The elderly woman at the counter didn’t glance up from her romance novel. She never did, but Sam greeted her every morning anyway. Shrugging, she keyed in her membership code and turned up the long hallway to the locker room.
The YMCA had made some effort to brighten up the gray little area, so the lockers were now painted a variety of primary colors. Nothing could be done about the cinder block walls, though. Or the damp, chemical smell that united all locker rooms and made them familiar.
Sam trudged to the last row of lockers, closest to both the swimming pool entrance and the showers.
Sam’s head jerked up in surprise at the chirped greeting. A woman smiled at her from halfway down the row of lockers.
“Good morning,” Sam responded, out of habit. She shuffled down to an empty locker and set her bag down on the bench, keeping an eye on the interloper a few lockers down.
To her relief, the woman turned back to her open locker and began to strip off her clothes with a casual confidence Sam couldn’t help but admire. They were the same age, but the skin-tight swim suit the other woman was pulling on slid over a body that didn’t look like it had ever seen 110 pounds, never mind the 250 Sam admitted to.
Knowing it was stupid, she waited until the room was empty to undress and struggle into her suit.
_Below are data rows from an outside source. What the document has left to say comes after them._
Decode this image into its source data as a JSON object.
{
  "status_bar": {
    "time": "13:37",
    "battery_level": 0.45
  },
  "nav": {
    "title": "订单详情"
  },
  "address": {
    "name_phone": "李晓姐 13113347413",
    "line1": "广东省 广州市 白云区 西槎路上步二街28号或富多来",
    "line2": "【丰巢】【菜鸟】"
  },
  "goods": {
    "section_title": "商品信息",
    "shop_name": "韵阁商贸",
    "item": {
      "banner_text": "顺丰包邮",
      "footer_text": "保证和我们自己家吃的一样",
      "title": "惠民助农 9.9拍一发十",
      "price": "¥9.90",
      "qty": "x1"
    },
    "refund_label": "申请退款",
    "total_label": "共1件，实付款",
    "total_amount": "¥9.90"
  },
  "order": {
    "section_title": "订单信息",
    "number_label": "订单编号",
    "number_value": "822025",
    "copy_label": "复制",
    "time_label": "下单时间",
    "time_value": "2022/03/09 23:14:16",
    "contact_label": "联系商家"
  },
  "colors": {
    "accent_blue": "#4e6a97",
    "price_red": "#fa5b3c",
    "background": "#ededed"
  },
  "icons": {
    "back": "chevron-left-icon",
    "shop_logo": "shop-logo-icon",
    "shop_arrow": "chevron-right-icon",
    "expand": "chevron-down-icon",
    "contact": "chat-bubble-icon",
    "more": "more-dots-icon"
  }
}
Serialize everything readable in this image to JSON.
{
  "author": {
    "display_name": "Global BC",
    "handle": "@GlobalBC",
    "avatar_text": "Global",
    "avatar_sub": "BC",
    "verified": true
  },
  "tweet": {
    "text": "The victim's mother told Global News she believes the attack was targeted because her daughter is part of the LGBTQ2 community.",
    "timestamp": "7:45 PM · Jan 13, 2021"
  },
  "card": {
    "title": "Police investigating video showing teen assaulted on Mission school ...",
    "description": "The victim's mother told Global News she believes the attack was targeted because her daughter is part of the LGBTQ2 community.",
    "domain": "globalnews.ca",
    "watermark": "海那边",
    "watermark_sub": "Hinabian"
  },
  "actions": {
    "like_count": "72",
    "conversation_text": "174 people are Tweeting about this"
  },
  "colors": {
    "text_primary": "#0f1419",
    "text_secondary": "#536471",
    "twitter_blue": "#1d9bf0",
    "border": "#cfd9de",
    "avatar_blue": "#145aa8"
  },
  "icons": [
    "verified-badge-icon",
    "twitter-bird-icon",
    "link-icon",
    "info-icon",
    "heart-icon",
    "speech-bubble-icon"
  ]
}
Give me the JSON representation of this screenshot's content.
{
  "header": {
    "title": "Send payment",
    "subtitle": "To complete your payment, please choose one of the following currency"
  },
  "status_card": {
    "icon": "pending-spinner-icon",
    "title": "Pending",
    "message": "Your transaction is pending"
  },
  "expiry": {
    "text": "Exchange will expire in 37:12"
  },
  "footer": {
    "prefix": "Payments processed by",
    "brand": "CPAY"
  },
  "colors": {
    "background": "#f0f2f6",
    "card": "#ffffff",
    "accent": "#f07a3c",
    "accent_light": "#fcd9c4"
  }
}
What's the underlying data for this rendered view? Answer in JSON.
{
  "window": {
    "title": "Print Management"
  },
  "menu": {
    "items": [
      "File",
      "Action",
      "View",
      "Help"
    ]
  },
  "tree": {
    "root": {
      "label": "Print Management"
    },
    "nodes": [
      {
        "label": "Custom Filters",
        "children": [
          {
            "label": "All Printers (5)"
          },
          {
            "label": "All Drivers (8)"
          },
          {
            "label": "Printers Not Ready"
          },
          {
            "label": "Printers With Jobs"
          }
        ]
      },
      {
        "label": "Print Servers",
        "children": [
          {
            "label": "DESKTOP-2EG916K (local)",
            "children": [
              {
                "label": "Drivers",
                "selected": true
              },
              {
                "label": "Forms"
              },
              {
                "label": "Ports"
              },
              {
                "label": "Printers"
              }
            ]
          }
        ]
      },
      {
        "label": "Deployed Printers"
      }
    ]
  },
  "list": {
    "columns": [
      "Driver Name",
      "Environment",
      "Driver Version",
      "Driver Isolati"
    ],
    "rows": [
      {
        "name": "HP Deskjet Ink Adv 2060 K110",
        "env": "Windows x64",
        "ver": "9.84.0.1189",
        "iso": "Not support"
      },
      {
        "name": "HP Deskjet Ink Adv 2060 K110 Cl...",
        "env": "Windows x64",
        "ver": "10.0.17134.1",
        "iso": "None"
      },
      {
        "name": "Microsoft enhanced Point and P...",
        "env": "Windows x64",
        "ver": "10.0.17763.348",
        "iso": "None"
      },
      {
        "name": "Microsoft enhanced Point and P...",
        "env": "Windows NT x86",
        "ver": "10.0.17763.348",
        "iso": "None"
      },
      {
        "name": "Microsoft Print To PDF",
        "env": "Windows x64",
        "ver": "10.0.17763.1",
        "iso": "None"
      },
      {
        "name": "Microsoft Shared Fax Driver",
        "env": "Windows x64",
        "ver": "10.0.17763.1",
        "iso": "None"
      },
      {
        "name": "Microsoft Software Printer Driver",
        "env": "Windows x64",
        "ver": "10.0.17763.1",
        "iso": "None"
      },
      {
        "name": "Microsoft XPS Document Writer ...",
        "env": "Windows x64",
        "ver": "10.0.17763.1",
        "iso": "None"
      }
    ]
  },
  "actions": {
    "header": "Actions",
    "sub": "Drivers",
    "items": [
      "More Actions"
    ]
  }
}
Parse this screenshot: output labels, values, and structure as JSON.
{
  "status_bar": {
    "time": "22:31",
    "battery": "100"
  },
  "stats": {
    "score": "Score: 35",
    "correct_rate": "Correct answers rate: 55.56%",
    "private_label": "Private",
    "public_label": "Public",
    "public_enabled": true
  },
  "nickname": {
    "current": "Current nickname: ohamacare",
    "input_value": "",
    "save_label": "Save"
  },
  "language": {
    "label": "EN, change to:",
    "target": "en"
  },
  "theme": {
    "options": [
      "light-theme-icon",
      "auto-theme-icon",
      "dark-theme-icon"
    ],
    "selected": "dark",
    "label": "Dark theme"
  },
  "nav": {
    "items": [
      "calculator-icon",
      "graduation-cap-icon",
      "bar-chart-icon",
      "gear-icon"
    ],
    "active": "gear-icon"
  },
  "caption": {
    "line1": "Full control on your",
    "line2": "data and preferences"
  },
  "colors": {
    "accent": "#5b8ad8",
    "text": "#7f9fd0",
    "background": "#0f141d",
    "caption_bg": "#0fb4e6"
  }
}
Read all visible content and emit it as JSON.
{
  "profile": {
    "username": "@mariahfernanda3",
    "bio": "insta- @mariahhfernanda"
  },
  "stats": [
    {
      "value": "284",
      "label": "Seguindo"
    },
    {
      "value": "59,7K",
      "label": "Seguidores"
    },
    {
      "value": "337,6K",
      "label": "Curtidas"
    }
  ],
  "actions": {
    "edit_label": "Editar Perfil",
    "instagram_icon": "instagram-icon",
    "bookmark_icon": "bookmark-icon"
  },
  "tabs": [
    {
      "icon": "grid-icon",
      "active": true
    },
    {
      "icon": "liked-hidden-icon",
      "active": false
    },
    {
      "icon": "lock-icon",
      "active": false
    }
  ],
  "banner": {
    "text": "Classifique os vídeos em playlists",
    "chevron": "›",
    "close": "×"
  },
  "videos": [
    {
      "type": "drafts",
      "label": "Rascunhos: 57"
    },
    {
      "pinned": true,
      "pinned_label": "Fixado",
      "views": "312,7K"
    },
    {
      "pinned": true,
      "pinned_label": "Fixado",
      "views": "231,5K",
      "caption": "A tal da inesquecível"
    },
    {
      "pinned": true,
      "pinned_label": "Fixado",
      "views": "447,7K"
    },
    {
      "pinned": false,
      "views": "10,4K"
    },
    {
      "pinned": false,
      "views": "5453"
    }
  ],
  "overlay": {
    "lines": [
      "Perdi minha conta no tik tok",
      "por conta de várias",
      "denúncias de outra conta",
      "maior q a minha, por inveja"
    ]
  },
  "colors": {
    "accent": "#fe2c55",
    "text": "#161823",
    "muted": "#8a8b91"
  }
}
Sam pushed through the door to the pool, her towel carefully wrapped around her bulk.
“Hi Sam!” The cheerful voice of the lifeguard greeted her. “You’ve got company today!”
Sam winced and looked toward the water, where the woman had already lowered her slender body into the cool water. As she and the lifeguard watched, the stranger pushed off and began swimming toward the other end, awkwardly slapping the water and lifting her head out of the water with every stroke.
“Hope I don’t have to pull her out,” the lifeguard commented, grinning at Sam. “Don’t have to worry about that with you!”
Sam grinned back, and dropped the towel to slide into the welcoming arms of the water. Freed from the gravity that made her bulk a graceless prison, she cut through the water cleanly, propelling herself past the other woman with ease as she settled into the smooth rhythm of her workout.
This post is my response to a prompt from Write On Edge - we were to write about freedom, in a way that makes sense to us, and keeping it to 400 words. For me, being in the water is more natural than walking on land. On land I'm clumsy, self-conscious, and hopelessly uncoordinated. In the water, I am free. I swam competitively for most of my childhood and teen years (although I switched to water polo in high school), and in the water is the one place where my body actually does what it's told.